2.2.1 Verschillende stijlen

In dit onderzoek wordt er gebruik gemaakt van een indeling in bedrijfsstijlen die is opgezet door Van der Ploeg e.a. (1991). Er zijn verscheidene indelingen in bedrijfsstijlen, maar die van Van der Ploeg e.a. wordt als één van de belangrijkste gezien. Zij hebben in meerdere regio’s een indeling gemaakt, deze hebben overeenkomsten met elkaar maar de exacte uitwerking is erg lokaal. Ook voor de Achterhoek is er een indeling gemaakt, deze indeling voor de Achterhoek zal hier worden gebruikt aangezien dit onderzoek zich vooral richt op het Nationaal Landschap Winterswijk. De indeling van Van der Ploeg e.a. (1991) bestaat uit zes verschillende stijlen, dit zijn de ‘Koeienboer’, ‘Fanatieke boer’, ‘Praktische boer’, ‘Zuinige

(21)

boer’, ‘Dubbeldoelboer’ en ‘Machineboer’. In deze namen komen vooral de kenmerken van een stijl naar voren waarmee die zich onderscheidt van de andere stijlen. Voor elke stijl is er een andere onderdeel het meest belangrijkste ‘arbeidsobject’ voor de bijbehorende boeren.

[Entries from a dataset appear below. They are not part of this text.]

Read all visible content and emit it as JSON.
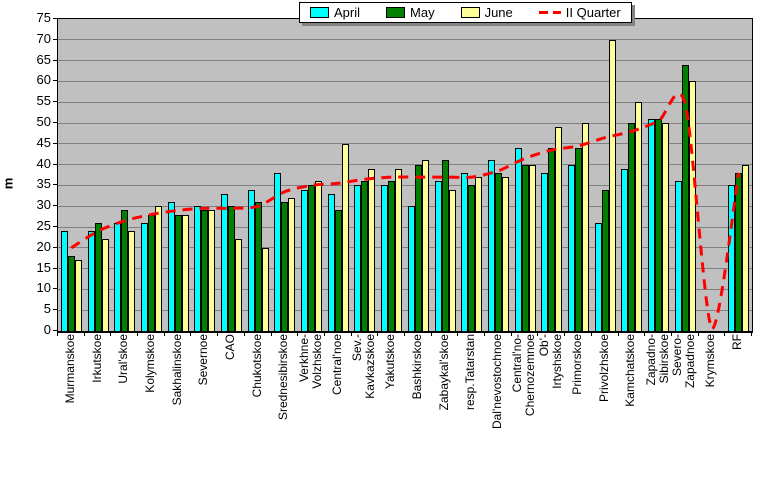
{
  "legend": {
    "items": [
      {
        "label": "April",
        "color": "#00FFFF",
        "marker": "swatch"
      },
      {
        "label": "May",
        "color": "#008000",
        "marker": "swatch"
      },
      {
        "label": "June",
        "color": "#FFFF99",
        "marker": "swatch"
      },
      {
        "label": "II Quarter",
        "color": "#FF0000",
        "marker": "dash"
      }
    ]
  },
  "chart_data": {
    "type": "bar",
    "title": "",
    "xlabel": "",
    "ylabel": "m",
    "ylim": [
      0,
      75
    ],
    "ytick_step": 5,
    "ytick_labels": [
      "0",
      "5",
      "10",
      "15",
      "20",
      "25",
      "30",
      "35",
      "40",
      "45",
      "50",
      "55",
      "60",
      "65",
      "70",
      "75"
    ],
    "grid": true,
    "legend_position": "top-center",
    "plot_bg_color": "#C0C0C0",
    "grid_color": "#808080",
    "categories": [
      "Murmanskoe",
      "Irkutskoe",
      "Ural'skoe",
      "Kolymskoe",
      "Sakhalinskoe",
      "Severnoe",
      "CAO",
      "Chukotskoe",
      "Srednesibirskoe",
      "Verkhne-\nVolzhskoe",
      "Central'noe",
      "Sev.-\nKavkazskoe",
      "Yakutskoe",
      "Bashkirskoe",
      "Zabaykal'skoe",
      "resp.Tatarstan",
      "Dal'nevostochnoe",
      "Central'no-\nChernozemnoe",
      "Ob'-\nIrtyshskoe",
      "Primorskoe",
      "Privolzhskoe",
      "Kamchatskoe",
      "Zapadno-\nSibirskoe",
      "Severo-\nZapadnoe",
      "Krymskoe",
      "RF"
    ],
    "series": [
      {
        "name": "April",
        "color": "#00FFFF",
        "values": [
          24,
          24,
          26,
          26,
          31,
          30,
          33,
          34,
          38,
          34,
          33,
          35,
          35,
          30,
          36,
          38,
          41,
          44,
          38,
          40,
          26,
          39,
          51,
          36,
          0,
          35
        ]
      },
      {
        "name": "May",
        "color": "#008000",
        "values": [
          18,
          26,
          29,
          28,
          28,
          29,
          30,
          31,
          31,
          35,
          29,
          36,
          36,
          40,
          41,
          35,
          38,
          40,
          44,
          44,
          34,
          50,
          51,
          64,
          0,
          38
        ]
      },
      {
        "name": "June",
        "color": "#FFFF99",
        "values": [
          17,
          22,
          24,
          30,
          28,
          29,
          22,
          20,
          32,
          36,
          45,
          39,
          39,
          41,
          34,
          37,
          37,
          40,
          49,
          50,
          70,
          55,
          50,
          60,
          0,
          40
        ]
      }
    ],
    "line_series": {
      "name": "II Quarter",
      "color": "#FF0000",
      "style": "dashed",
      "values": [
        20,
        24,
        26.5,
        28,
        29,
        29.5,
        29.5,
        30,
        33.5,
        35,
        35.5,
        36.5,
        37,
        37,
        37,
        37,
        38.5,
        41.5,
        43.5,
        44.5,
        46.5,
        48,
        50.5,
        54.5,
        0.5,
        38
      ]
    }
  }
}
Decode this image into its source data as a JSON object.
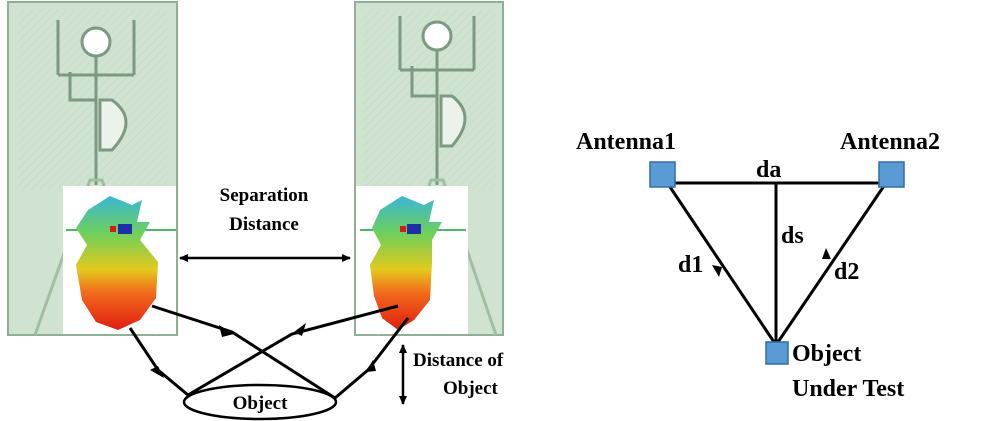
{
  "left_diagram": {
    "separation_label_1": "Separation",
    "separation_label_2": "Distance",
    "object_label": "Object",
    "distance_label_1": "Distance of",
    "distance_label_2": "Object"
  },
  "right_diagram": {
    "antenna1": "Antenna1",
    "antenna2": "Antenna2",
    "da": "da",
    "ds": "ds",
    "d1": "d1",
    "d2": "d2",
    "object_label_1": "Object",
    "object_label_2": "Under Test"
  },
  "colors": {
    "pcb_fill": "#cfe3d0",
    "pcb_border": "#8fb095",
    "node_fill": "#5b9bd5",
    "node_border": "#2e6da4"
  }
}
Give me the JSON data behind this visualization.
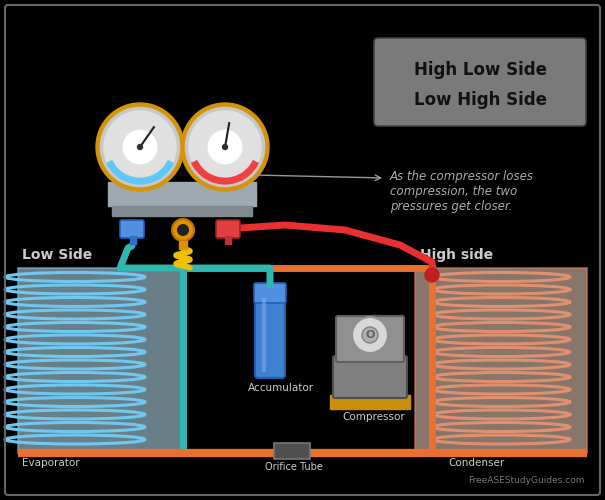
{
  "bg_color": "#000000",
  "border_color": "#666666",
  "title_box_text_line1": "High Low Side",
  "title_box_text_line2": "Low High Side",
  "annotation_text": "As the compressor loses\ncompression, the two\npressures get closer.",
  "low_side_label": "Low Side",
  "high_side_label": "High side",
  "evaporator_label": "Evaporator",
  "accumulator_label": "Accumulator",
  "compressor_label": "Compressor",
  "orifice_label": "Orifice Tube",
  "condenser_label": "Condenser",
  "website_text": "FreeASEStudyGuides.com",
  "gauge_left_color": "#5bc8f5",
  "gauge_right_color": "#f04040",
  "gauge_border_color": "#d4940a",
  "gauge_body_color": "#c8c8c8",
  "gauge_body_light": "#e0e0e0",
  "hose_teal_color": "#30b8b0",
  "hose_yellow_color": "#f0c000",
  "hose_red_color": "#e83030",
  "hose_orange_color": "#e87030",
  "evap_coil_color": "#70c8f0",
  "evap_bg": "#c0e8f8",
  "evap_border": "#70b8e0",
  "cond_coil_color": "#e09070",
  "cond_bg": "#f8d8c0",
  "cond_border": "#d07050",
  "low_box_border": "#80c0e0",
  "high_box_border": "#e08060",
  "accum_color": "#4080d0",
  "accum_cap": "#5090e0",
  "label_color": "#cccccc",
  "title_bg": "#888888",
  "title_text_color": "#111111",
  "annotation_color": "#aaaaaa",
  "manifold_color": "#a0a8b0",
  "manifold_dark": "#808890"
}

De ene boer noemt het vee het belangrijkste arbeidsobject, voor een ander is dit het machinepark of het aantal hectare grond.

Een boer hoeft niet per definitie bij één groep te horen, een bedrijf kan van meer dan één stijl eigenschappen hebben, zodat er allerlei tussenvormen ontstaan.

De indeling van Van der Ploeg e.a. is gemaakt aan de hand van enkele dimensies:

1. de schaal, dit kan het aantal melkkoeien zijn;

2. de intensiteit, bij een melkveehouderij is dit de melkproductie;

3. de oriëntatie op de markt;

4. de oriëntatie op de technologie (Van der Ploeg e.a., 1991).

In figuur 2.3a zijn alle bedrijfsstijlen in een schema geplaatst ten opzicht van de schaal en de intensiteit. In 2.3b zijn de stijlen geplaatst ten opzichte van de oriëntatie op de markt en de technologie.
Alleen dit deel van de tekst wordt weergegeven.